Op-Ed: Trump is losing his winning hand on world trade
Op-Ed: Trump is losing his winning hand on world trade · CNBC

Trade freeloaders and their enablers are turning the tables on Washington.

President Donald Trump has been the only world leader who relentlessly, and correctly, kept denouncing, over the last two years, the dysfunctional world trade "order," where huge trade surpluses of a handful of countries are undermining the growth and stability of global economy.

Instead of getting support and cooperation in restoring the rules and practices of a sound multilateral system of free trade, all the President Trump got from our Asian and European friends and allies are angry insults and labels of "protectionist," "isolationist," and "danger to the 'free trade'" that allows them to live off America and the rest of the world.

President Trump made a mistake by focusing on purely defensive trade measures, instead of framing his discussion on excessive trade imbalances as a major problem for the U.S. – and for the world economy as a whole.

Raise the game

Putting things in that context, with some data and policy concepts, here are the two key trade issues that President Trump has been talking about.

First, a number of countries are setting back global growth and financial markets by drawing out of the world economy a huge amount of purchasing power – about one trillion dollars in 2016 – in the form of systematic trade surpluses.

Second, by running large external surpluses year in and year out these countries are abusing an open multilateral trading system based on principles of free movement of goods, services and factors of production (labor and capital).

The world is acquiescing in this highly destabilizing economic behavior, with G7, G20, Bretton Woods institutions (I.M.F. and World Bank) and the World Trade Organization looking the other way.

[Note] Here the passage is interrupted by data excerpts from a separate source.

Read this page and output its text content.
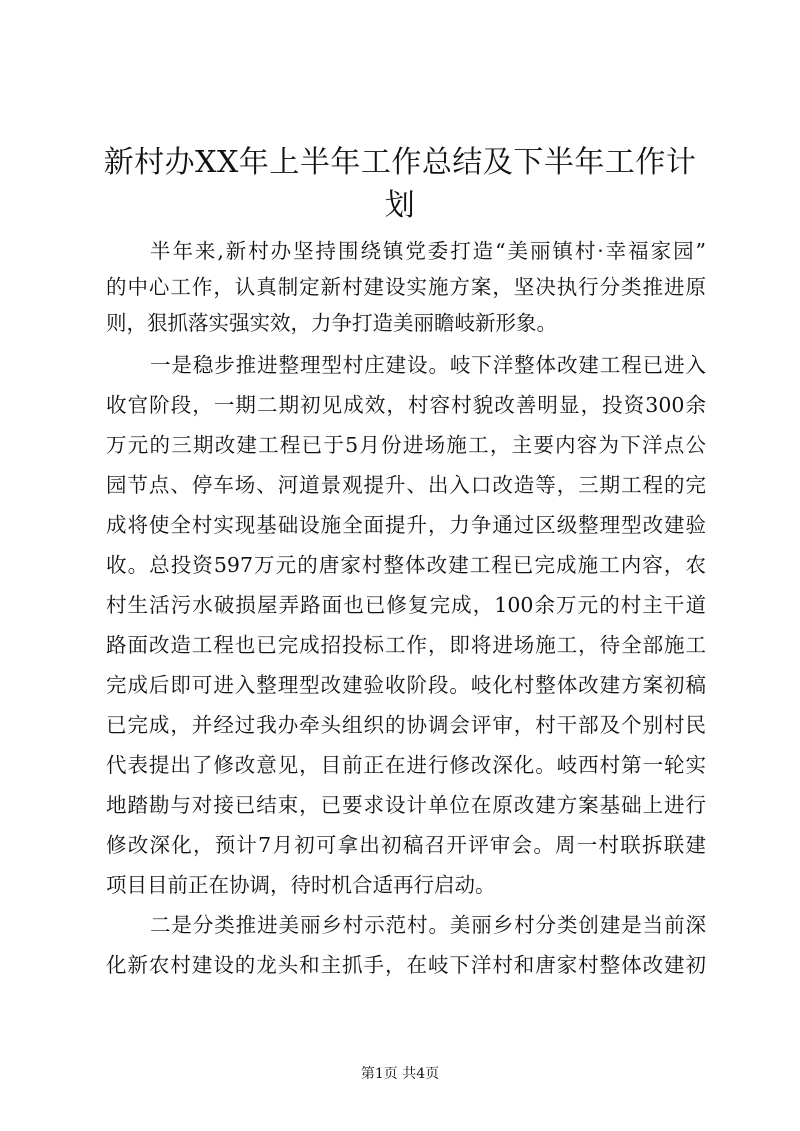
新村办XX年上半年工作总结及下半年工作计
划
半年来,新村办坚持围绕镇党委打造“美丽镇村·幸福家园”
的中心工作，认真制定新村建设实施方案，坚决执行分类推进原
则，狠抓落实强实效，力争打造美丽瞻岐新形象。
一是稳步推进整理型村庄建设。岐下洋整体改建工程已进入
收官阶段，一期二期初见成效，村容村貌改善明显，投资300余
万元的三期改建工程已于5月份进场施工，主要内容为下洋点公
园节点、停车场、河道景观提升、出入口改造等，三期工程的完
成将使全村实现基础设施全面提升，力争通过区级整理型改建验
收。总投资597万元的唐家村整体改建工程已完成施工内容，农
村生活污水破损屋弄路面也已修复完成，100余万元的村主干道
路面改造工程也已完成招投标工作，即将进场施工，待全部施工
完成后即可进入整理型改建验收阶段。岐化村整体改建方案初稿
已完成，并经过我办牵头组织的协调会评审，村干部及个别村民
代表提出了修改意见，目前正在进行修改深化。岐西村第一轮实
地踏勘与对接已结束，已要求设计单位在原改建方案基础上进行
修改深化，预计7月初可拿出初稿召开评审会。周一村联拆联建
项目目前正在协调，待时机合适再行启动。
二是分类推进美丽乡村示范村。美丽乡村分类创建是当前深
化新农村建设的龙头和主抓手，在岐下洋村和唐家村整体改建初
第1页 共4页
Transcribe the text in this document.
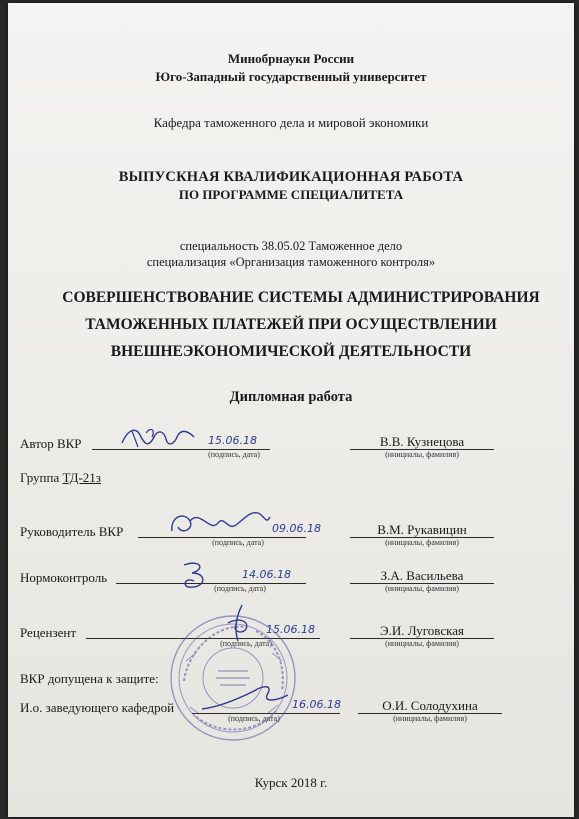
Минобрнауки России
Юго-Западный государственный университет
Кафедра таможенного дела и мировой экономики
ВЫПУСКНАЯ КВАЛИФИКАЦИОННАЯ РАБОТА
ПО ПРОГРАММЕ СПЕЦИАЛИТЕТА
специальность 38.05.02 Таможенное дело
специализация «Организация таможенного контроля»
СОВЕРШЕНСТВОВАНИЕ СИСТЕМЫ АДМИНИСТРИРОВАНИЯ
ТАМОЖЕННЫХ ПЛАТЕЖЕЙ ПРИ ОСУЩЕСТВЛЕНИИ
ВНЕШНЕЭКОНОМИЧЕСКОЙ ДЕЯТЕЛЬНОСТИ
Дипломная работа
Автор ВКР	15.06.18
(подпись, дата)
В.В. Кузнецова
(инициалы, фамилия)
Группа ТД-21з
Руководитель ВКР	09.06.18
(подпись, дата)
В.М. Рукавицин
(инициалы, фамилия)
Нормоконтроль	14.06.18
(подпись, дата)
З.А. Васильева
(инициалы, фамилия)
Рецензент	15.06.18
(подпись, дата)
Э.И. Луговская
(инициалы, фамилия)
ВКР допущена к защите:
И.о. заведующего кафедрой	16.06.18
(подпись, дата)
О.И. Солодухина
(инициалы, фамилия)
Курск 2018 г.
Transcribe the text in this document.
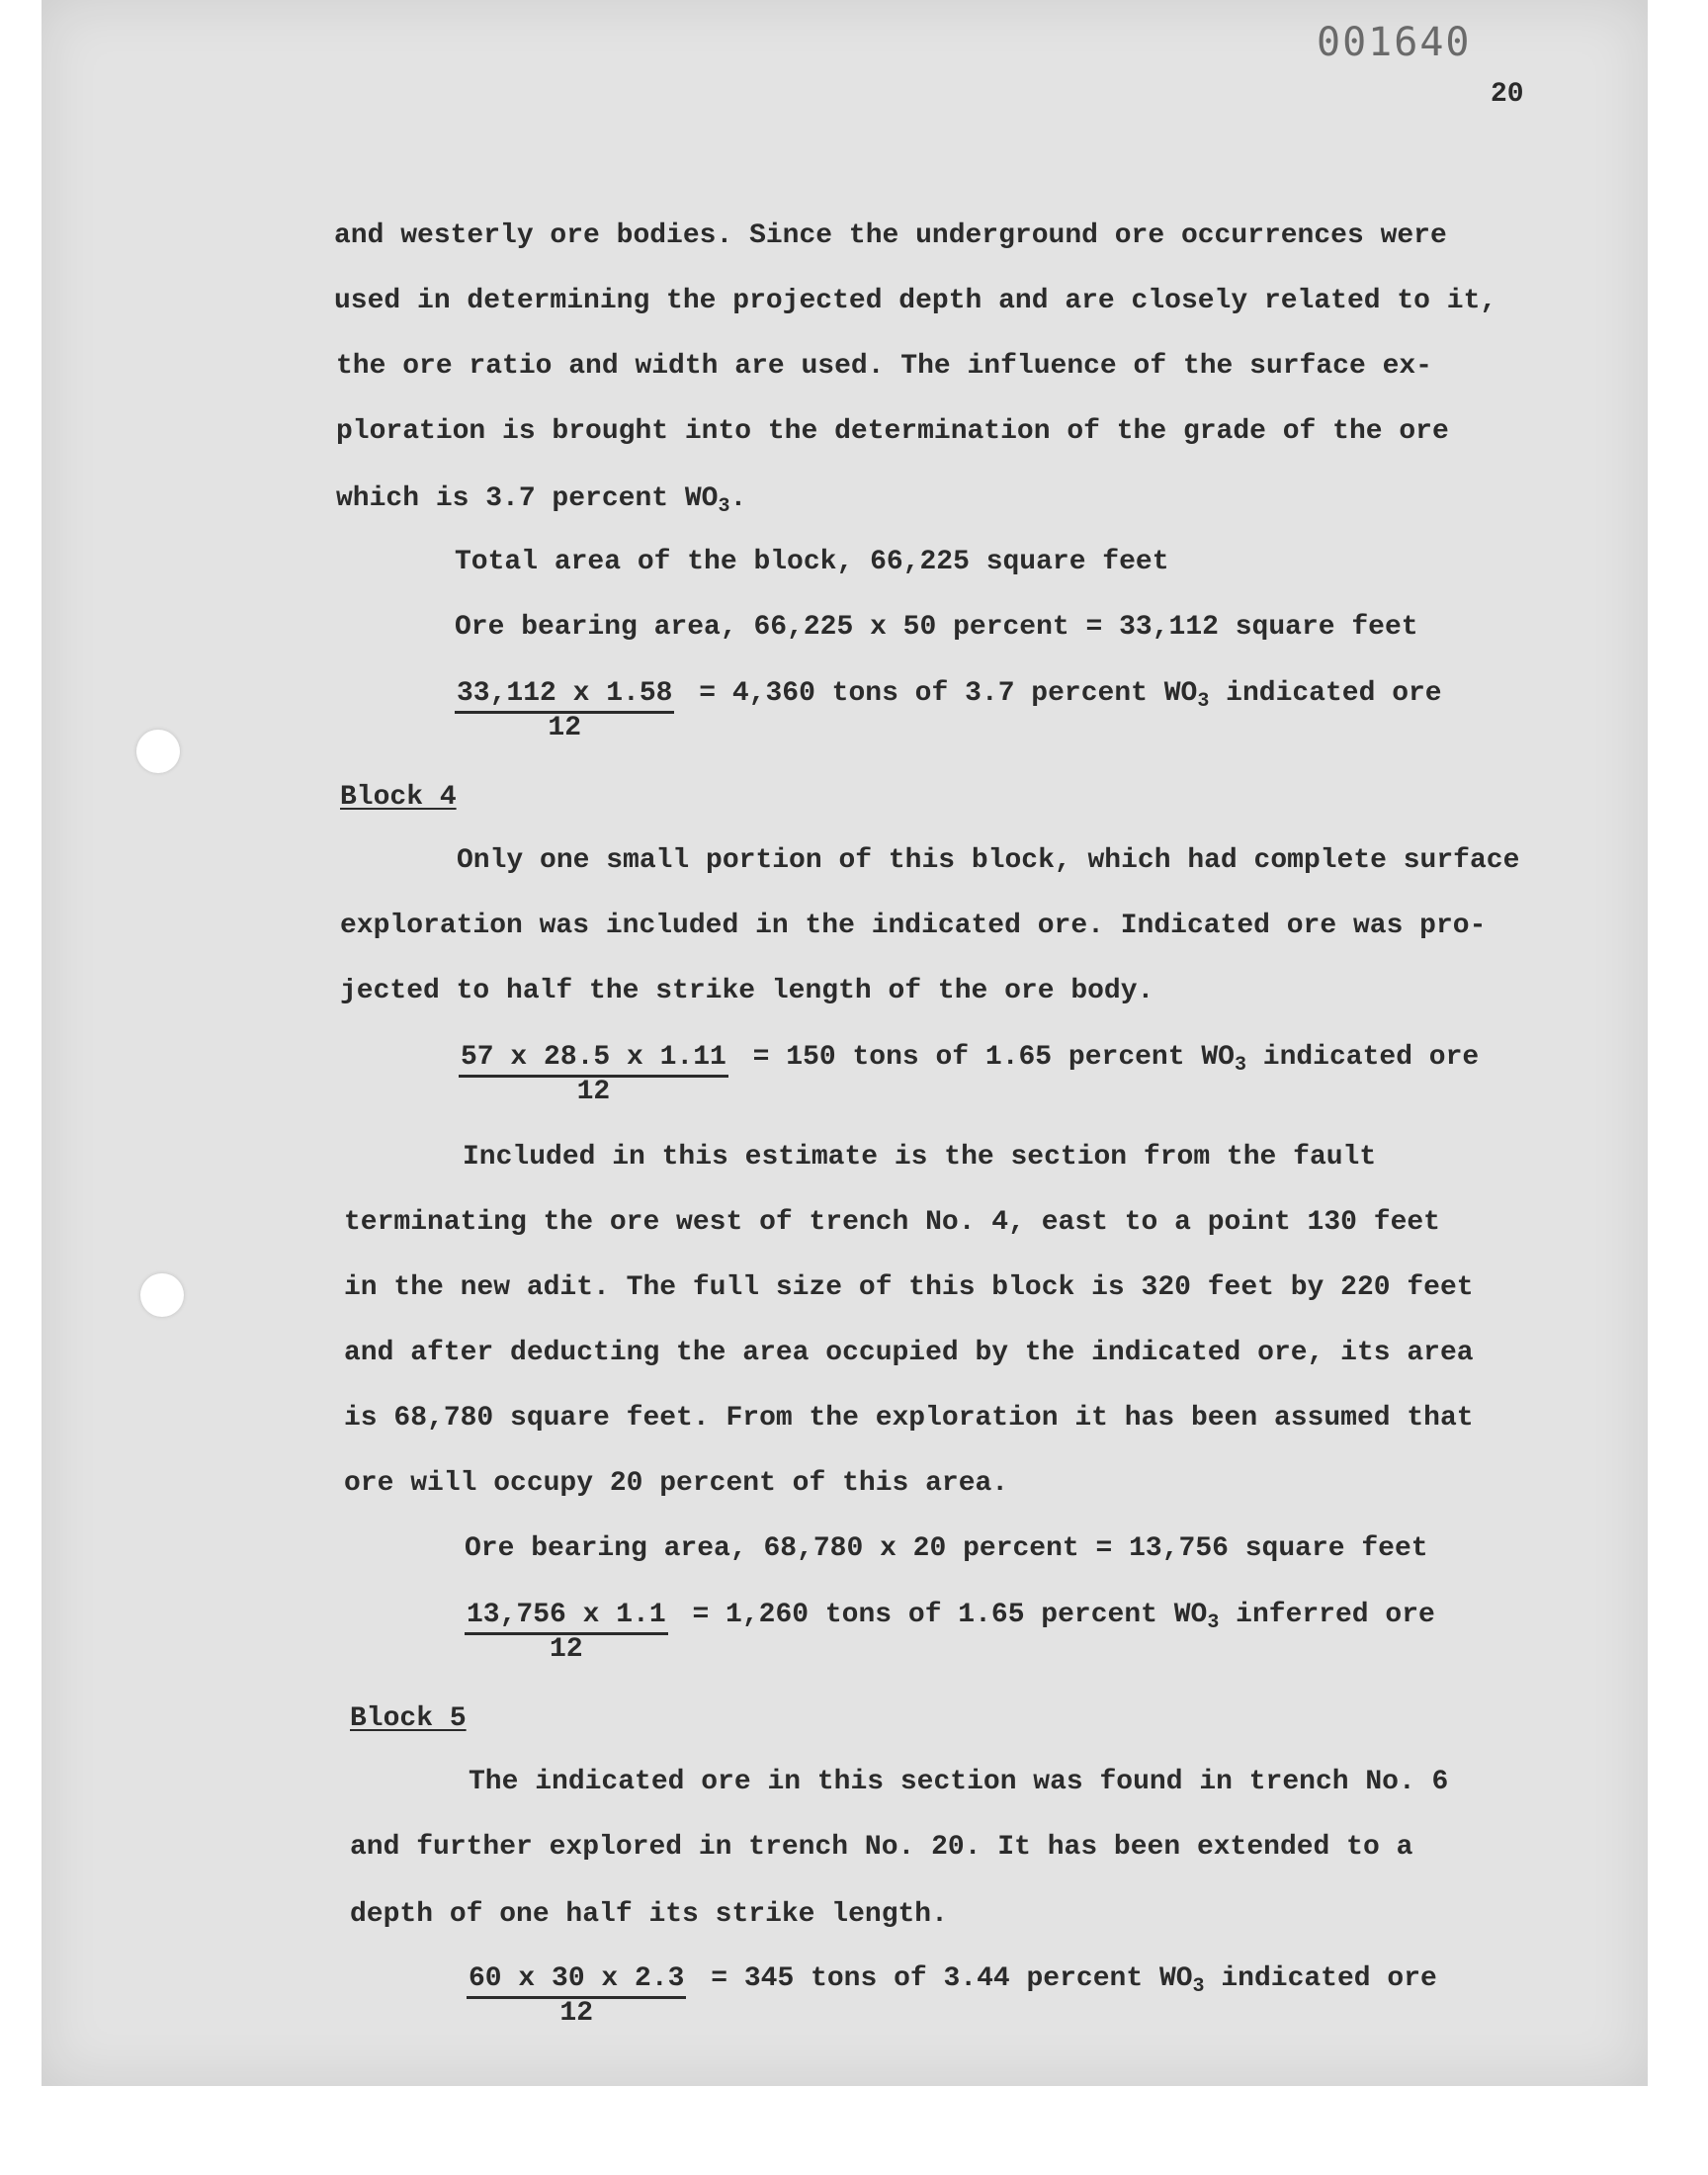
001640
20
and westerly ore bodies. Since the underground ore occurrences were
used in determining the projected depth and are closely related to it,
the ore ratio and width are used. The influence of the surface ex-
ploration is brought into the determination of the grade of the ore
which is 3.7 percent $WO_3$.
Total area of the block, 66,225 square feet
Ore bearing area, 66,225 x 50 percent = 33,112 square feet
$\frac{33,112 x 1.58}{12} = 4,360$ tons of 3.7 percent $WO_3$ indicated ore
Block 4
Only one small portion of this block, which had complete surface
exploration was included in the indicated ore. Indicated ore was pro-
jected to half the strike length of the ore body.
$\frac{57 x 28.5 x 1.11}{12} = 150$ tons of 1.65 percent $WO_3$ indicated ore
Included in this estimate is the section from the fault
terminating the ore west of trench No. 4, east to a point 130 feet
in the new adit. The full size of this block is 320 feet by 220 feet
and after deducting the area occupied by the indicated ore, its area
is 68,780 square feet. From the exploration it has been assumed that
ore will occupy 20 percent of this area.
Ore bearing area, 68,780 x 20 percent = 13,756 square feet
$\frac{13,756 x 1.1}{12} = 1,260$ tons of 1.65 percent $WO_3$ inferred ore
Block 5
The indicated ore in this section was found in trench No. 6
and further explored in trench No. 20. It has been extended to a
depth of one half its strike length.
$\frac{60 x 30 x 2.3}{12} = 345$ tons of 3.44 percent $WO_3$ indicated ore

Mercantilists are ignoring the concerns of their trade partners and their own obligation to balance trade accounts – the rule that lies at the foundation of the world economic order established in July 1944 at that beautiful New Hampshire resort.

President Trump has the merit of being the first American leader to warn that he will not tolerate the damage caused to the U.S. economy by abuses of the multilateral system of free trade.

Put more bluntly: Since trade surplus countries refuse to manage their economies according to the rules of the multilateral trading system, the U.S. will have to protect its jobs and incomes that are being threatened by annual trade deficits of $750 billion – where China , Japan , Germany and South Korea accounted for $508.5 billion in 2016.